America’s First Bee Conservation Dog
Dogs are considered man’s best friend. They are loyal, always happy to see you—and in rare moments, they might even save you or your loved one’s life. There are special types of dogs trained particularly for different needs. Some help the disabled, some for therapy.
Then, there are a select few who are raised to surmount the Herculean task of saving Mother Earth. “How,” you ask? By taking care of bees! In this article, we’ll get to know what a day in the life of a conservation dog is like, and what role it plays in conserving the bee community.
What’s A Conservation Dog?
Conservation dogs are detection dogs trained to save the planet. These dogs are considered a huge asset for the conservation and research of wildlife globally. So, what sets conservation dogs apart from other types and breeds of dogs?
Conservation dogs are specifically raised to have heightened skills that other types and breeds of dogs do not necessarily have. For example, conservation dogs are very good at search operations. They have increased accuracy in finding whatever they need to search for in a shorter amount of time.

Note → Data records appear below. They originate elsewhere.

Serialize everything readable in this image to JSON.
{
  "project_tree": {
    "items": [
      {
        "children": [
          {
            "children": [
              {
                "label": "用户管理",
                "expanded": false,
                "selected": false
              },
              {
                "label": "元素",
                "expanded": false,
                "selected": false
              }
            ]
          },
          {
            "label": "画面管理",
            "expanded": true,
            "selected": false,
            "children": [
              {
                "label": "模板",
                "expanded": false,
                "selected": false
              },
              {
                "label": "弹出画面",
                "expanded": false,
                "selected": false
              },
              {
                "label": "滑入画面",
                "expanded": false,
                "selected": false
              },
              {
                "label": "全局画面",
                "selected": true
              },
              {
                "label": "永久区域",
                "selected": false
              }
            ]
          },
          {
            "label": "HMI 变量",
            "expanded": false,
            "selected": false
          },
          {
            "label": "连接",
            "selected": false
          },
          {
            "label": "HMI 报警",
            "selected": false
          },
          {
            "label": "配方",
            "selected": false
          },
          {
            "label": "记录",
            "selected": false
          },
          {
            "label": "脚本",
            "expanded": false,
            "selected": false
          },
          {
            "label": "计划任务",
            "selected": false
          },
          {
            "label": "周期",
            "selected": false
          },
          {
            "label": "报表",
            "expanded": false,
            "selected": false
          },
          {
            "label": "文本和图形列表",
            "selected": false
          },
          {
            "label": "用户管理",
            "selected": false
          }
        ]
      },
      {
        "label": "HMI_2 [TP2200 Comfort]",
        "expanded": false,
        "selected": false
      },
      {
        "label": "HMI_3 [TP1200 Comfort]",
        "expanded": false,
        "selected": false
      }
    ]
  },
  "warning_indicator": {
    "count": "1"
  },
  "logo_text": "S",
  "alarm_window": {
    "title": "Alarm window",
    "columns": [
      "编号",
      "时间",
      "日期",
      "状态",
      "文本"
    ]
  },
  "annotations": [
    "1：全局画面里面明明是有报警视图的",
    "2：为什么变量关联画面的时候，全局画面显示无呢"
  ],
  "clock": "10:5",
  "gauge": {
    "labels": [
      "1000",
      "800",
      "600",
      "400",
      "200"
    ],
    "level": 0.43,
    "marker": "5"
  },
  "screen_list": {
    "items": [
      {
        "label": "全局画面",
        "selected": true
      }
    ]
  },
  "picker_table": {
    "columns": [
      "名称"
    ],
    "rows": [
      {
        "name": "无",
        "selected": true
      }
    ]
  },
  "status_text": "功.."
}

While human beings rely primarily on their vision to detect warning signs and signals, dogs have a far more sophisticated olfactory sense that can track the scent of human blood, urine, and—you’ve guessed it—even animals and other species. One dog, in particular, is making his pawprint known to the entire world.
Meet Darwin the Bee Dog
Darwin is a special conservation dog. He is a two-year-old German shorthaired pointer who has dedicated his life training to save bees in the United States. He is the first (and only) conservation dog specializing in saving bees by trekking mountains and locating their nests buried deep in the ground.
One of the reasons Darwin was trained specifically for this purpose is that finding bumblebee nests is no small task, especially for humans who have far less superior senses than conservation dogs.
Jacqueline Staab, who is a researcher at the Appalachian State University in North Carolina, was experimenting with different ways to successfully locate these tricky underground nests but to no avail—until she stumbled upon a 2011 research paper. The study suggested the possibility of using dogs to sniff them out.
Stabb knew that this was going to be a difficult journey. First, she had to look for the dog that had the proper temperament: patient enough to locate the underground nests; a stronger sense of smell compared to other dogs; but not wild enough to destroy the nests. She narrowed down her search to the German shorthaired pointer, mainly for their hunting skills. Darwin, in particular, came from a family of detection dogs.
Darwin’s Bee Training
Once Stabb found the perfect dog breed, her next step was for Darwin to undergo rigorous training to enhance his hunting skills. Darwin had to undergo training early on—as early as six months old! But Staab had another dilemma: finding Darwin the perfect trainer. The dog trainers she called on thought Stabb was insane for training Darwin to find bumblebees, but she eventually got in touch with Highland K-9 in Harmony in North Carolina. The group agreed to train Darwin to hunt for bumblebees.
Bee Conservation Journey
Bumblebees like to set up their nests in higher altitudes. It’s Darwin’s job to use his heightened senses to sniff out the nests at the start of each hunt. Once he locates a nest, he alerts Staab of the location so she could record as much data as she needs.